Experimental investigation of nitrogen flow boiling heat transfer in a single mini-channel

Flow boiling heat transfer of nitrogen at high subcritical pressure conditions in a single vertical mini-channel with the diameter of 2.0 mm was experimentally investigated. The tested mass flux varied from 530 to 830 kg/(m(2)center dot s), the inlet pressure ranged from 630 to 1080 kPa, and the heat flux ranged from 0 to 223.2 kW/m(2). Effects of the mass flux and the inlet pressure on the nitrogen boiling curve were examined. Results showed that within the limited test conditions, the merging of three boiling curves indicates the dominance of nucleate boiling and the inlet pressure has a positive enhancement on heat transfer performance.

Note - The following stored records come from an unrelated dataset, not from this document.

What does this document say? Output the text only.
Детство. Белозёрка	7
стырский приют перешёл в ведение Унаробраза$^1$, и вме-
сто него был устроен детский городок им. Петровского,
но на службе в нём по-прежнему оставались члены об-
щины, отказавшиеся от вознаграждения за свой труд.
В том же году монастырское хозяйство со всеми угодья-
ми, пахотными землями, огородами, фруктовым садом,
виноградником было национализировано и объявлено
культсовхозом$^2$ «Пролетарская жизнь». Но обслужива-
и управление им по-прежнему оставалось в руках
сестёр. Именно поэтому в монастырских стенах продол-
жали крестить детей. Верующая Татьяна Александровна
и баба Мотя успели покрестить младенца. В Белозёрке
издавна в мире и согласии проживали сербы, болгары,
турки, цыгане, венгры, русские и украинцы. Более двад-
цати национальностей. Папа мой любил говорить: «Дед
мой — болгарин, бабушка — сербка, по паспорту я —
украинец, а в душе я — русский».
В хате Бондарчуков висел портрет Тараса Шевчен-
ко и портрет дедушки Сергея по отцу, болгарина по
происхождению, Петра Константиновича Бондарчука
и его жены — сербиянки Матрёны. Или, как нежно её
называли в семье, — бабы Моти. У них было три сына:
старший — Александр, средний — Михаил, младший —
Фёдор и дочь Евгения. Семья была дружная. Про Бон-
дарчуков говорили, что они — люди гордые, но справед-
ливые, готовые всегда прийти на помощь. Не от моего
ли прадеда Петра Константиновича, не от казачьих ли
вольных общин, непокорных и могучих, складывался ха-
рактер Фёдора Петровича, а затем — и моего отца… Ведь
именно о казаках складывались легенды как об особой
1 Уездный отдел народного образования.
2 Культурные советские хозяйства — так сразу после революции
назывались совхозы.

Three heat transfer trends were identified with increasing heat flux. At low heat fluxes, the heat transfer coefficient increases first and then decreases with vapour quality. At intermediate heat fluxes, the heat transfer coefficient versus the vapour quality presents an inverted "U" shape. At high heat fluxes, a double valley shape was observed and the partial dry-out in intermittent flow and annular flow helps to interpret the phenomenon. The increasing inlet pressure increases the heat transfer coefficient over a wide range of vapour quality until the partial dry-out inception. The lower surface tension and lower latent heat of evaporation enhance the nucleate boiling for higher inlet pressure. A modified experimental correlation (mean absolute error (MAE)=19.3%) was proposed on the basis of the Tran correlation considering both the nucleate boiling and the partial dry-out heat transfer mechanism.